After last week’s VP debate, everybody and her damn brother asked me about the Paul Ryan “Navy is smallest since World War I” line. And so I decided to devote this week’s Diplomat column to just this question:
May 31, 1916 marks a convenient snapshot for the relative position of the USN. The two largest flotillas in the world, the German High Seas Fleet and the British Grand Fleet, had agreed to conduct a joint fleet review in the North Sea. The capital ship strength of the Grand Fleet consisted of twenty-eight dreadnought battleships and nine modern battlecruisers. These were supported by eight armored cruisers, twenty-six light cruisers, and seventy-eight destroyers. With the exception of the armored cruisers, virtually the entirety of the Grand Fleet had entered service in the seven years prior to the battle. The High Seas Fleet brought a smaller posse to the party, with only sixteen dreadnoughts and five battlecruisers, plus six pre-dreadnought battleships. Eleven light cruisers and sixty-one destroyers rounded out the German contribution, which was of similar vintage to that of the Royal Navy. Both the British and the Germans left reserve forces at home.
By comparison, the USN possessed twelve dreadnoughts (including USS Oklahoma, commissioned just weeks before Jutland) and no battlecruisers. The second string was made up of a bewildering array of light, armored, and protected cruisers, few equal to their German or British contemporaries. The USN operated sixty-one destroyers, although most were older and smaller than their European equivalents.

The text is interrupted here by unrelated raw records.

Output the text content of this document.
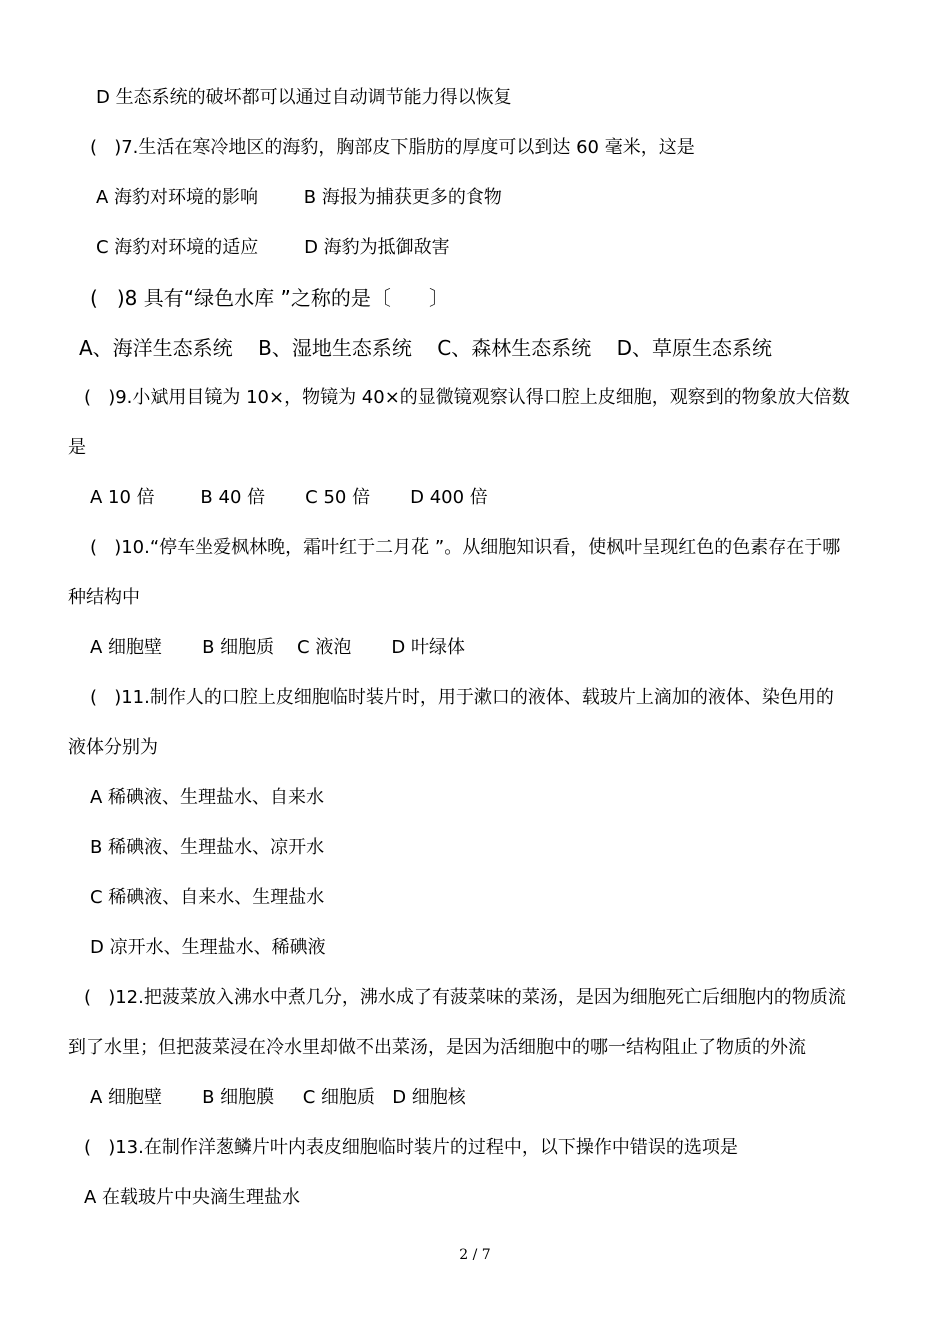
D 生态系统的破坏都可以通过自动调节能力得以恢复

(   )7.生活在寒冷地区的海豹，胸部皮下脂肪的厚度可以到达 60 毫米，这是

A 海豹对环境的影响        B 海报为捕获更多的食物

C 海豹对环境的适应        D 海豹为抵御敌害

(   )8 具有“绿色水库 ”之称的是〔      〕

A、海洋生态系统    B、湿地生态系统    C、森林生态系统    D、草原生态系统

(   )9.小斌用目镜为 10×，物镜为 40×的显微镜观察认得口腔上皮细胞，观察到的物象放大倍数

是

A 10 倍        B 40 倍       C 50 倍       D 400 倍

(   )10.“停车坐爱枫林晚，霜叶红于二月花 ”。从细胞知识看，使枫叶呈现红色的色素存在于哪

种结构中

A 细胞壁       B 细胞质    C 液泡       D 叶绿体

(   )11.制作人的口腔上皮细胞临时装片时，用于漱口的液体、载玻片上滴加的液体、染色用的

液体分别为

A 稀碘液、生理盐水、自来水

B 稀碘液、生理盐水、凉开水

C 稀碘液、自来水、生理盐水

D 凉开水、生理盐水、稀碘液

(   )12.把菠菜放入沸水中煮几分，沸水成了有菠菜味的菜汤，是因为细胞死亡后细胞内的物质流

到了水里；但把菠菜浸在冷水里却做不出菜汤，是因为活细胞中的哪一结构阻止了物质的外流

A 细胞壁       B 细胞膜     C 细胞质   D 细胞核

(   )13.在制作洋葱鳞片叶内表皮细胞临时装片的过程中，以下操作中错误的选项是

A 在载玻片中央滴生理盐水

2 / 7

Tragically, the editors at the Diplomat had the good sense to cut this line short:
Nevertheless, the talking point has a certain power because the underlying facts are (somewhat) true, and a full appraisal of the claim requires space, time, and an over-developed appreciation of the silly. The Diplomat has space, I have time, and I regularly interact with three year olds. Let’s take Representative Ryan’s claim seriously.